Für die Filialeröffnung in Cham sucht Lidl Vereinsmitglieder als Helfer. Die Unia vermutet dahinter auch ein finanzielles Interesse.
In den ehemaligen Ausstellungsräumen von Auto Kaiser wird bald eine Lidl-Filiale eröffnen. (Bild: Stefan Kaiser, Cham, 15. August 2019)

Christopher Gilb

«Scheine für Vereine!», beginnt die Betreffzeile einer Mail an die Chamer Vereine. «In freudiger Erwartung blicken wir auf die Neueröffnung unser 133. Lidl-Filiale in Cham am 24. Oktober dieses Jahres», schreibt der Discounter darin. Und informiert, dass Vereine gesucht würden, die bei den Eröffnungsaktivitäten helfen. Geboten wird gesamt eine «Spende» von 1500 Franken. Gesucht werden 8 bis 10 Personen, fünf für den Morgen, der Rest für den Nachmittag.

Dass Vereine häufig an Veranstaltungen mithelfen, das kennt man. Zuletzt standen etwa 6000 Personen als «Chrampfer» am Esaf im Einsatz. Doch an Supermarkteröffnungen? Auf Nachfrage teilt Lidl mit, dass es bereits Rückmeldung von mehreren interessierten Vereinen gebe. Man arbeite seit Jahren erfolgreich mit lokalen Vereinen zusammen. «Das bietet uns den Vorteil, dass wir die Bevölkerung direkt kennen lernen und die Vereine profitieren von einem Zustupf für die Vereinskasse.»

Zu den Aufgaben vor Ort gehöre beispielsweise das Verteilen von Gratiskaffee, Degustationsartikeln oder auch das Ausschenken von Wein. Die Helfer könnten als Vertreter der Vereine auftreten – wenn sie wollen beispielsweise mit einem Vereins-T-Shirt. Wie sich zeigt, setzt auch der Discounter Aldi auf ein ähnliches Konzept. Gemeinsam mit den Filialmitarbeitenden werde bei Neueröffnungen die lokale und regionale Vereinslandschaft analysiert und direkt auf ausgewählte Vereine zugegangen, heisst es. Aldi stelle dann die Infrastruktur sowie sämtliche Lebensmittel und Getränke kostenfrei zur Verfügung, der Erlös fliesse vollumfänglich in die Vereinskasse.
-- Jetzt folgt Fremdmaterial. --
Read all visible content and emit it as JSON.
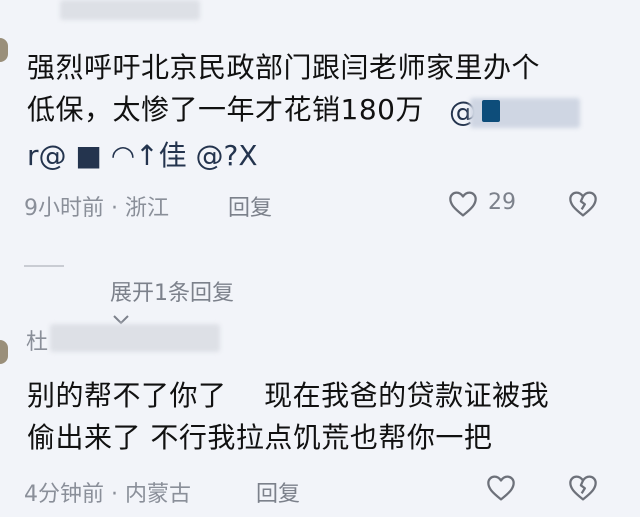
{
  "comments": [
    {
      "text_line1": "强烈呼吁北京民政部门跟闫老师家里办个",
      "text_line2": "低保，太惨了一年才花销180万",
      "text_line2_mention": "@",
      "partial_third_line": "r@ ■ ◠↑佳 @?X",
      "time_location": "9小时前 · 浙江",
      "reply_label": "回复",
      "like_count": "29",
      "expand_replies": "展开1条回复"
    },
    {
      "username_partial": "杜",
      "text_line1": "别的帮不了你了    现在我爸的贷款证被我",
      "text_line2": "偷出来了 不行我拉点饥荒也帮你一把",
      "time_location": "4分钟前 · 内蒙古",
      "reply_label": "回复"
    }
  ],
  "icons": {
    "like": "heart-outline-icon",
    "dislike": "broken-heart-icon",
    "expand": "chevron-down-icon"
  }
}
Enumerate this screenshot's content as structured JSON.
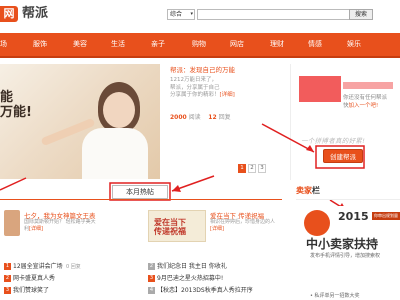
{
  "header": {
    "logo_mark": "网",
    "logo_text": "帮派",
    "search": {
      "scope": "综合",
      "placeholder": "",
      "button": "搜索"
    }
  },
  "nav": [
    "场",
    "服饰",
    "美容",
    "生活",
    "亲子",
    "购物",
    "网店",
    "理财",
    "情感",
    "娱乐"
  ],
  "hero": {
    "overlay_text": "万能!",
    "overlay_text2": "能"
  },
  "blog": {
    "title": "帮派：发现自己的万能",
    "desc_prefix": "1212万能日来了，",
    "desc_line2": "帮派，分享属于自己",
    "desc_line3": "分享属于你的精彩！",
    "more": "[详细]",
    "reads_value": "2000",
    "reads_label": "阅读",
    "replies_value": "12",
    "replies_label": "回复"
  },
  "pager": [
    "1",
    "2",
    "3"
  ],
  "sidebar": {
    "line1": "你还没有任何帮派",
    "line2_prefix": "快",
    "line2_link": "加入一个吧!",
    "slogan": "一个拼搏者真的好累!",
    "create_button": "创建帮派"
  },
  "section": {
    "tab_label": "本月热帖"
  },
  "featured": [
    {
      "title": "七夕，我为女神篇文王表",
      "desc1": "国际莫斯顿开始？ 轻松路乎美大",
      "desc2": "利",
      "more": "[详细]"
    },
    {
      "title": "爱在当下 传递祝福",
      "desc1": "相识在婷婷后，珍惜身边的人",
      "more": "[详细]",
      "thumb_text1": "爱在当下",
      "thumb_text2": "传递祝福"
    }
  ],
  "hot_list_left": [
    {
      "rank": "1",
      "text": "12届全宣讲会广场",
      "count": "0 回复"
    },
    {
      "rank": "2",
      "text": "网卡盛夏真人秀",
      "count": ""
    },
    {
      "rank": "3",
      "text": "我们赞球笑了",
      "count": ""
    }
  ],
  "hot_list_right": [
    {
      "rank": "2",
      "text": "我们纪念日 我主日 你收礼",
      "count": ""
    },
    {
      "rank": "3",
      "text": "9月巴迪之星火热招募中!",
      "count": ""
    },
    {
      "rank": "4",
      "text": "【秋恋】2013DS秋季真人秀拉开序",
      "count": ""
    }
  ],
  "ad": {
    "title_highlight": "卖家",
    "title_rest": "栏",
    "year": "2015",
    "badge": "你审出规划量",
    "headline": "中小卖家扶持",
    "subline": "发布手机评情引导，增加搜索权",
    "footer": "• 私评单另一招数大奖"
  }
}
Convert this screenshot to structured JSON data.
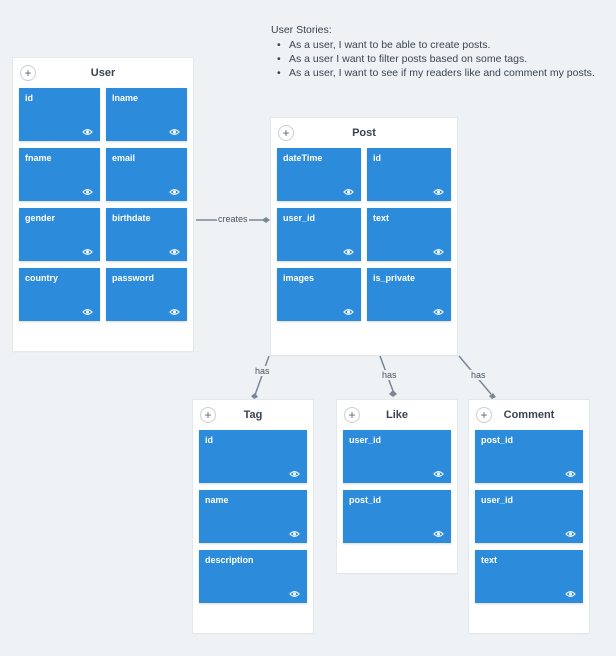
{
  "user_stories": {
    "title": "User Stories:",
    "items": [
      "As a user, I want to be able to create posts.",
      "As a user I want to filter posts based on some tags.",
      "As a user, I want to see if my readers like and comment my posts."
    ]
  },
  "add_symbol": "+",
  "tables": {
    "user": {
      "title": "User",
      "fields": [
        "id",
        "lname",
        "fname",
        "email",
        "gender",
        "birthdate",
        "country",
        "password"
      ]
    },
    "post": {
      "title": "Post",
      "fields": [
        "dateTime",
        "id",
        "user_id",
        "text",
        "images",
        "is_private"
      ]
    },
    "tag": {
      "title": "Tag",
      "fields": [
        "id",
        "name",
        "description"
      ]
    },
    "like": {
      "title": "Like",
      "fields": [
        "user_id",
        "post_id"
      ]
    },
    "comment": {
      "title": "Comment",
      "fields": [
        "post_id",
        "user_id",
        "text"
      ]
    }
  },
  "relations": {
    "creates": "creates",
    "has_tag": "has",
    "has_like": "has",
    "has_comment": "has"
  },
  "colors": {
    "field": "#2d8bdb",
    "background": "#eef2f5",
    "connector": "#7a8794"
  },
  "icons": {
    "field_visibility": "eye-icon",
    "add": "plus-icon"
  }
}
Unia bezeichnet Praxis als «speziell»

Anders verhält es sich bei den grossen Detailhändlern Coop und Migros. Sie setzen auf eigenen Angestellte. «Die Promotorinnen und Promotoren erhalten einen Stundenlohn plus Zuschläge, hinzu kommt eine Entschädigung für die An- und Rückreise», schreibt die Genossenschaft Migros Luzern. Und was sagt die Gewerkschaft Unia zum Lidl-Konzept? Eine Ladeneröffnung mit Vereinsmitgliedern zu bestreiten, sei «schon etwas speziell», findet Regionalsekretär Giuseppe Reo. «Ich habe bisher noch nicht gehört, dass es das in grossem Stil gibt.» Denn es sei etwas anderes, an einem Stadtfest zu helfen, bei dem die Einnahmen einem guten Zweck zugutekämen, als bei einer rein kommerziellen Geschäftseröffnung. «Da drängt sich schon die Vermutung auf, dass es hier auch um günstige Arbeitskräfte geht.» Würde Lidl Temporärkräfte für einen solchen Tag anstellen, wäre bei der Stundenlohnberechnung ein Monatslohn von 4000 Franken als Basis angemessen, führt Reo aus. Eine Pauschale von 1500 Franken für einen ganzen Tag und zehn Personen wie bei Lidl koste natürlich weniger. Zudem mache Lidl mit der Aktion massiv Eigenwerbung. «Um noch weiteres Publikum anzuziehen, nämlich die Vereinsmitglieder.»